Cypher's ASR Filter Improves Speech in Noisy Environments

Utah-based startup Cypher has developed a technology that uses deep neural networking to recognize the elements of speech to remove background noise from voice communications.

In addition to the neural network technology, the solution uses math and pattern recognition techniques to detect human voice, isolate the primary speaker’s voice and ignore all background noise, according to Cypher CEO John Walker and chief strategy officer John Yoon.

In recent testing of the technology's automated speech recognition filtering on Amazon Echo's Alexa, accuracy improved by as much as 121 percent when background noise was present, according to Walker. He added that the testing included rather complex queries like what the weather is like in a particular city, not just simplistic questions requiring one-word answers.
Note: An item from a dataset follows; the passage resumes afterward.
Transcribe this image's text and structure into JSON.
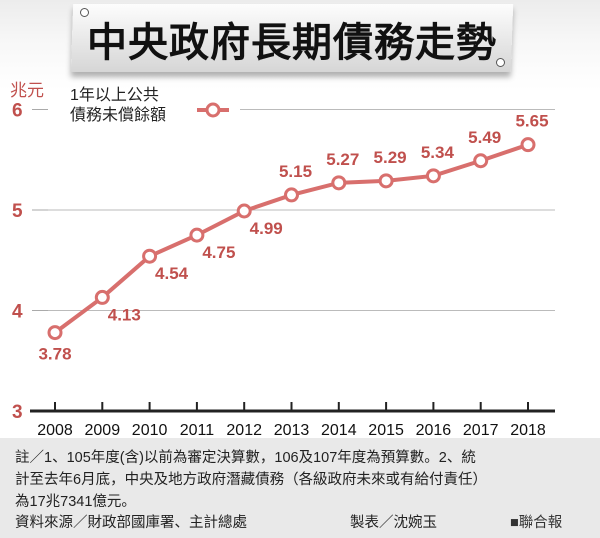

In total, the test included 195 open-ended queries.

The ASR Filtering solution is entirely software-based and can be added on to existing chips, according to the company.

The issue of background noise has become more bothersome as consumers rely on their mobile devices for a majority of their communications, often in noisy environments, and increasingly rely on personal assistants such as Alexa, for a variety of functions, Walker says.

In a survey that Cypher conducted with Harris earlier this year, 61 percent of mobile phone owners said they had to end calls due to background noise. The noisiest environments are restaurants or cafes (67 percent), areas where babies are crying (49 percent), busy city sidewalks (47 percent), and airports (39 percent).

The survey also found that that nearly three quarters (74 percent) of mobile phone owners would be interested in a mobile phone function or feature that allows them to control whether a call recipient can hear the background noise.

The poll findings show the need for a better solution for dealing with background noise, according to Cypher executives.

"All of the other noise cancellation solutions have looked at it as a sound problem," Yoon says. "Our CEO, John Walker, and the bulk of our team looked at it as a computer science problem, so they looked at deep neural networks that instead of looking to suppress noise, looked to use a speech matching model."

So the technology finds the elements of speech and sends just that through the mobile device or through the personal assistant processing engine, according to Yoon. As a result, the Cypher technology performed as much as three to four times better than the best existing noise cancellation solution, Yoon said.

The technology will be piloted this fall with Cisco in the public safety market (police, fire, etc.), where background noise is the rule rather than the exception, Walker said.

Citing the survey, Walker added that phone carriers, consumers, and businesses providing personal assistant solutions and the people using them are all unsatisfied with the state of background noise cancellation solutions today, so he expects the Cypher technology to gain significant traction in the market within a year.